On 1 September, in a meeting between Hitler and von Kluge, it was decided that Operation Wirbelwind would be abandoned and the 9th and 11th Panzer Divisions pulled out of the sector for a new attack due to the Soviet resistance. After regrouping his army, Romanenko launched another unsuccessful attack on the afternoon of 2 September. Despite massive German air attacks, Group Mostovenko took Volosovo, and after crossing the Vytebet, the 1st Guards Motor Rifle Division seized Zhukovo and Volosovo. The heaviest fighting took place in the center, near the village of Ozhigovo, which was attacked by the 264th. It took until the morning of 3 September to drive German troops out of the village, after a night attack by the 17th Motor Rifle Brigade and the 113th and 195th Tank Brigades. The 15th was to exploit the breakthrough, however, the 195th, advancing to Perestryazh, was counterattacked and halted by German tanks, of which 13 were claimed destroyed by Soviet forces. Despite this, the offensive had to be halted, and Group Mostovenko failed to advance during the day.

On the evening of 3 September, the 3rd Tank Corps was withdrawn to the RVGK as a result of its heavy losses. From 5 to 9 September, the tank brigades remaining in the bridgehead over the Vytebet, supported by infantry, attempted to resume the offensive, but failed due to counterattacks by the 9th and 17th Panzer Divisions. On 10 September, the 3rd Tank Army shifted to defense, and in the second half of the month, having transferred the 1st Guards Motor Rifle Division, the 15th Corps' 17th Motor Rifle Brigade, and artillery units to the 16th and 61st Armies, it was withdrawn to the RVGK.
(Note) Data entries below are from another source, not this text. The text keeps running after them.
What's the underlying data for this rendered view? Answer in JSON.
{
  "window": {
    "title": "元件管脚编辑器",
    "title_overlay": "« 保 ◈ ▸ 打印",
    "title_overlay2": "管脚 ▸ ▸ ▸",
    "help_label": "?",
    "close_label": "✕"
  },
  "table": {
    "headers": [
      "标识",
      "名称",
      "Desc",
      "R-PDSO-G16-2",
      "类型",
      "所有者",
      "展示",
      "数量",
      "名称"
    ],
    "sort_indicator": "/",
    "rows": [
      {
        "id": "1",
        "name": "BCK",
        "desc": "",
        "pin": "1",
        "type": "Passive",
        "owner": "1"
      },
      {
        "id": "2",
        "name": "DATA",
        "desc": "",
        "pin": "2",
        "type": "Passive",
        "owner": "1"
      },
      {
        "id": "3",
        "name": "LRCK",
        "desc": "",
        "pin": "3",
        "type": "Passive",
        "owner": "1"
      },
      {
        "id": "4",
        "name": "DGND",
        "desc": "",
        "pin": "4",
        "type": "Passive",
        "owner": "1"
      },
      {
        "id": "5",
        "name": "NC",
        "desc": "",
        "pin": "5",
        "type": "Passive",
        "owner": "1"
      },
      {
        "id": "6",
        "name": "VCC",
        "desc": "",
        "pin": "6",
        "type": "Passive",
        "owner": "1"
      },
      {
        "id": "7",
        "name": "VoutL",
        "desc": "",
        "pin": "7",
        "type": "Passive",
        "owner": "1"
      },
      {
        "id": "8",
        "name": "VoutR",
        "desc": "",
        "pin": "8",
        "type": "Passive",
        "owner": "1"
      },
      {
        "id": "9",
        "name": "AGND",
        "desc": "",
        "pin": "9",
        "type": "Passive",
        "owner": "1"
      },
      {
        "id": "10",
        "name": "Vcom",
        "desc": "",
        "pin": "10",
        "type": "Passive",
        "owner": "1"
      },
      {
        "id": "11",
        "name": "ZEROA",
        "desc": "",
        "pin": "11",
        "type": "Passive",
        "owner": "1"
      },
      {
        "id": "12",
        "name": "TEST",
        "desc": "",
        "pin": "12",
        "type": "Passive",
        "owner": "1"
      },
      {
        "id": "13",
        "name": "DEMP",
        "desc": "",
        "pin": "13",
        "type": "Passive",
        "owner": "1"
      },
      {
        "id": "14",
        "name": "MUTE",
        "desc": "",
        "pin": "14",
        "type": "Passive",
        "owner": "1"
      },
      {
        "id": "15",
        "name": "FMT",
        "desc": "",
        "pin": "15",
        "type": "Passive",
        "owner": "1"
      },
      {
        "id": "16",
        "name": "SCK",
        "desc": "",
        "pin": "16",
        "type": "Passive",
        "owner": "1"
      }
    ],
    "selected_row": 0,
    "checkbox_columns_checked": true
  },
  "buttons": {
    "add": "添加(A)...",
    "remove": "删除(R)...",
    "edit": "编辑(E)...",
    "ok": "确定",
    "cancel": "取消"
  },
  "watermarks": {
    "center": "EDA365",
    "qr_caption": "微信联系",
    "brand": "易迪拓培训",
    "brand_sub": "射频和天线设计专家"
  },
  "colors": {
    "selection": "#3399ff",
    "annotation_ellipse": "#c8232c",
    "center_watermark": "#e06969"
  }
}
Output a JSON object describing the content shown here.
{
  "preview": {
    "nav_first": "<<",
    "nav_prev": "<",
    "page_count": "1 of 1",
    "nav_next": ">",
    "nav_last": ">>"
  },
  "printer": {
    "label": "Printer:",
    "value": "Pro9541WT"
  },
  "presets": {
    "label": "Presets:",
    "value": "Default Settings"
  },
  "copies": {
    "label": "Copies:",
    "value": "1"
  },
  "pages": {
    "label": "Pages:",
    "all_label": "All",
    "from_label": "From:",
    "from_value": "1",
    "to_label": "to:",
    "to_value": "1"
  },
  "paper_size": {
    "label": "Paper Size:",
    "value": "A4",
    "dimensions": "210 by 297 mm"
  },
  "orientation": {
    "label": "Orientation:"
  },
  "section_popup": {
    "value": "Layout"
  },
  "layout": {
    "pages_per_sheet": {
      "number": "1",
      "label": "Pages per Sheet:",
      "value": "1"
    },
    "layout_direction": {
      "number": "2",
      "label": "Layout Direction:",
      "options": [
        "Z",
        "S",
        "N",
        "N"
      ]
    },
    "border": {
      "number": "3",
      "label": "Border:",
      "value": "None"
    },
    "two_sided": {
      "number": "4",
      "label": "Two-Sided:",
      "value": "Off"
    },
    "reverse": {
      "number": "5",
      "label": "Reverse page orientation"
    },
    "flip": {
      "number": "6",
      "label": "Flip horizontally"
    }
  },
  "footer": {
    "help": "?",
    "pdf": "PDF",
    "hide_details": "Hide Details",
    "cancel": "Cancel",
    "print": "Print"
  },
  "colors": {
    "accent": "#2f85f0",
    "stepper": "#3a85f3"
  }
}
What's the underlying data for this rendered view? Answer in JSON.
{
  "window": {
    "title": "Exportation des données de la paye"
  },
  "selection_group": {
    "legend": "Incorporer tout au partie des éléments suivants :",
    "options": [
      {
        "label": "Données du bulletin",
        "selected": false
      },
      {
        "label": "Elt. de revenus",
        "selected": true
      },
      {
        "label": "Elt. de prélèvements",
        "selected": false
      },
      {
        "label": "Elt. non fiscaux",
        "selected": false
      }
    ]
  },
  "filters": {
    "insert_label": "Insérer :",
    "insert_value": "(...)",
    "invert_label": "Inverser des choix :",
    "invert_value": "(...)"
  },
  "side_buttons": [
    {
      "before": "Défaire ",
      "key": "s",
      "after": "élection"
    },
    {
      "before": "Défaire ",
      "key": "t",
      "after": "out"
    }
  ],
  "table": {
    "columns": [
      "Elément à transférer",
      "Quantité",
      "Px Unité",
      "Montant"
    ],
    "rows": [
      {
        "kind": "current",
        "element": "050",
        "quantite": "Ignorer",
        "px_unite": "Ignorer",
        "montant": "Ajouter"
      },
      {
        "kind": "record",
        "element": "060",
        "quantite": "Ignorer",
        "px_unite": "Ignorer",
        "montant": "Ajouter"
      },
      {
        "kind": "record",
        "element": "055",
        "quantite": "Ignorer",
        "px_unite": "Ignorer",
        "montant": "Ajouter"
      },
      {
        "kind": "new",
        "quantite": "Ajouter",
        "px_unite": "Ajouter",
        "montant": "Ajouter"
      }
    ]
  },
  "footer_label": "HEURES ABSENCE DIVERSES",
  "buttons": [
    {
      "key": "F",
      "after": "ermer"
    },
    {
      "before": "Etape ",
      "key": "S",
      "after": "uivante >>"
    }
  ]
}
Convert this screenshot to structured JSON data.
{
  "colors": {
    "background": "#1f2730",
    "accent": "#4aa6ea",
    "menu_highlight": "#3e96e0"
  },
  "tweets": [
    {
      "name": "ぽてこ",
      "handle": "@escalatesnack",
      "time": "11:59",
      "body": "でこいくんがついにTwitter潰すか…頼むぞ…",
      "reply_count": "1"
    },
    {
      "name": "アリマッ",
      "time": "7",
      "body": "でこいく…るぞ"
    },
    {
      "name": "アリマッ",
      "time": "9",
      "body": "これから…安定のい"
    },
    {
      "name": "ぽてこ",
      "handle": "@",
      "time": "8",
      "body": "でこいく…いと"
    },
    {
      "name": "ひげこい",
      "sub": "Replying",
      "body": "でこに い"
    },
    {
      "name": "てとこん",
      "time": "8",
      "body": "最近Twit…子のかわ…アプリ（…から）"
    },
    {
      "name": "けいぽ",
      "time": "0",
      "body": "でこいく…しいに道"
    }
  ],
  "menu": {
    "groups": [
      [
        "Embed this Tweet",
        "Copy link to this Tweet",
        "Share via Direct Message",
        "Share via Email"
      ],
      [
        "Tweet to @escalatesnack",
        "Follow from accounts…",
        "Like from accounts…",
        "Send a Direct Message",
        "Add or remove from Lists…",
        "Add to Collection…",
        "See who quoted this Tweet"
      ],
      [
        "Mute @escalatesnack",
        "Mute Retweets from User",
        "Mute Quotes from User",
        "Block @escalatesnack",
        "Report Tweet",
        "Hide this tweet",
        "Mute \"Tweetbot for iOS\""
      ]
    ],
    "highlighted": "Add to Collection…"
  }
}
The attack launched by the 16th Army was similarly unsuccessful. On the first day of the offensive, the 16th Army's shock group was halted by a combination of unfavorable terrain and being too weak to break through the German line after advancing a few hundred meters. The main forces of the 16th Army's left flank advanced south instead of east towards the 3rd Tank Army, slowly forcing the German troops back to a previous defensive position. By 29 August, the army's left flank had reached the line of Gretnya, Vosty, and Volosovo, having advanced between 1–5 km in eight days. A rifle division from the army reserve was sent into the fight in the Gretnya area, but was also unsuccessful.

== Aftermath ==
After the Soviet offensive was halted, most of the remaining tank units were transferred to other fronts after both sides shifted to the defensive. Although it had prevented the German attack from continuing in the sector, the Soviet attack had gained very little, relative to the number of troops committed. Soviet tank losses in the operation numbered up to 500 tanks, out of the original 700. For the period between 22 and 29 August, the Soviet troops suffered casualties of 12,134 killed and 22,415 wounded for a total of 34,549 out of an initial strength of 218,412 men. The fighting did, however, divert scarce German Panzer divisions and air units from the main attack in the south.